Précautions et entretien après décoloration
La décoloration demeure un processus d’oxydation qui modifie la structure interne du cheveu. L’entretien post-technique est donc indissociable du résultat visuel.
| Type de base | Temps de pose estimé | Risque principal | Conseil |
|---|---|---|---|
| Blond clair à très clair | 15 – 25 min | Sursensibilisation | Surveiller toutes les 5 min |
| Châtain clair | 30 – 45 min | Reflets roux résiduels | Utiliser un oxydant 20 vol max |
| Cheveux déjà colorés | Variable | Taches et irrégularités | Procéder par test de mèche |
Le protocole de soin post-décoloration
Une fois le violet neutralisé, le pH du cheveu est alcalin. Il est impératif d’utiliser un shampoing post-technique à pH acide pour refermer les écailles. Dans les semaines qui suivent, alternez entre des soins protéinés pour reconstruire la structure et des soins hydratants pour la souplesse. Si vous avez utilisé une poudre violette pour obtenir un blond polaire, n’abusez pas du shampoing violet à la maison : une utilisation excessive pourrait redonner à votre blond cette nuance violette que vous cherchiez à éviter.

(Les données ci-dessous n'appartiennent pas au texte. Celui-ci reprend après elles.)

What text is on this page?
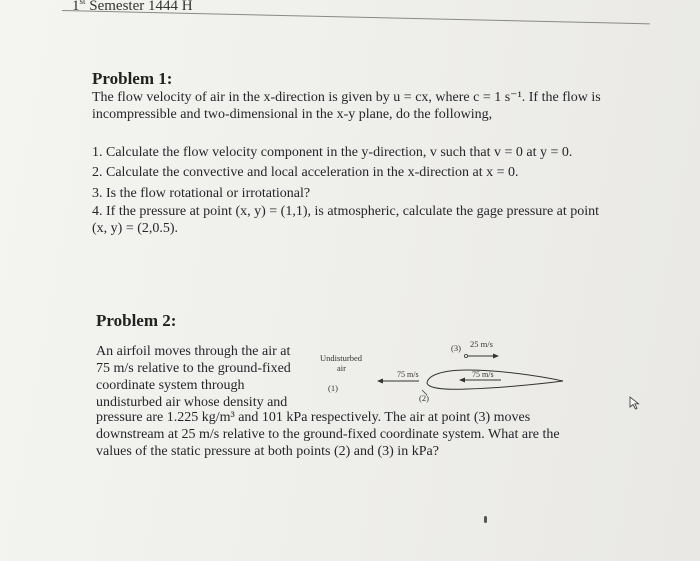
1st Semester 1444 H
Problem 1:
The flow velocity of air in the x-direction is given by u = cx, where c = 1 s⁻¹. If the flow is
incompressible and two-dimensional in the x-y plane, do the following,
1. Calculate the flow velocity component in the y-direction, v such that v = 0 at y = 0.
2. Calculate the convective and local acceleration in the x-direction at x = 0.
3. Is the flow rotational or irrotational?
4. If the pressure at point (x, y) = (1,1), is atmospheric, calculate the gage pressure at point
(x, y) = (2,0.5).
Problem 2:
An airfoil moves through the air at
75 m/s relative to the ground-fixed
coordinate system through
undisturbed air whose density and
pressure are 1.225 kg/m³ and 101 kPa respectively. The air at point (3) moves
downstream at 25 m/s relative to the ground-fixed coordinate system. What are the
values of the static pressure at both points (2) and (3) in kPa?
Undisturbed
air
(1)
(2)
(3) 25 m/s
75 m/s	75 m/s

Les erreurs fréquentes à éviter lors d’une décoloration violette
La principale erreur est de négliger la porosité des cheveux. Un cheveu très poreux absorbe les pigments de manière inégale, créant des taches mauves sur les zones les plus abîmées. Il est conseillé de réaliser un soin scellant avant la décoloration si vos pointes sont sèches.
Une autre erreur courante est de vouloir passer d’un violet foncé à un blond blanc en une seule séance. La patience est votre meilleure alliée. Il est préférable de réaliser deux décolorations douces à 20 volumes, espacées de plusieurs semaines, plutôt qu’une décoloration flash à 40 volumes qui risque de briser la fibre capillaire. Enfin, n’oubliez jamais le test de mèche : appliquez le mélange sur une petite section cachée de votre chevelure pour vérifier la réaction du pigment et la résistance de votre cheveu avant de généraliser l’application.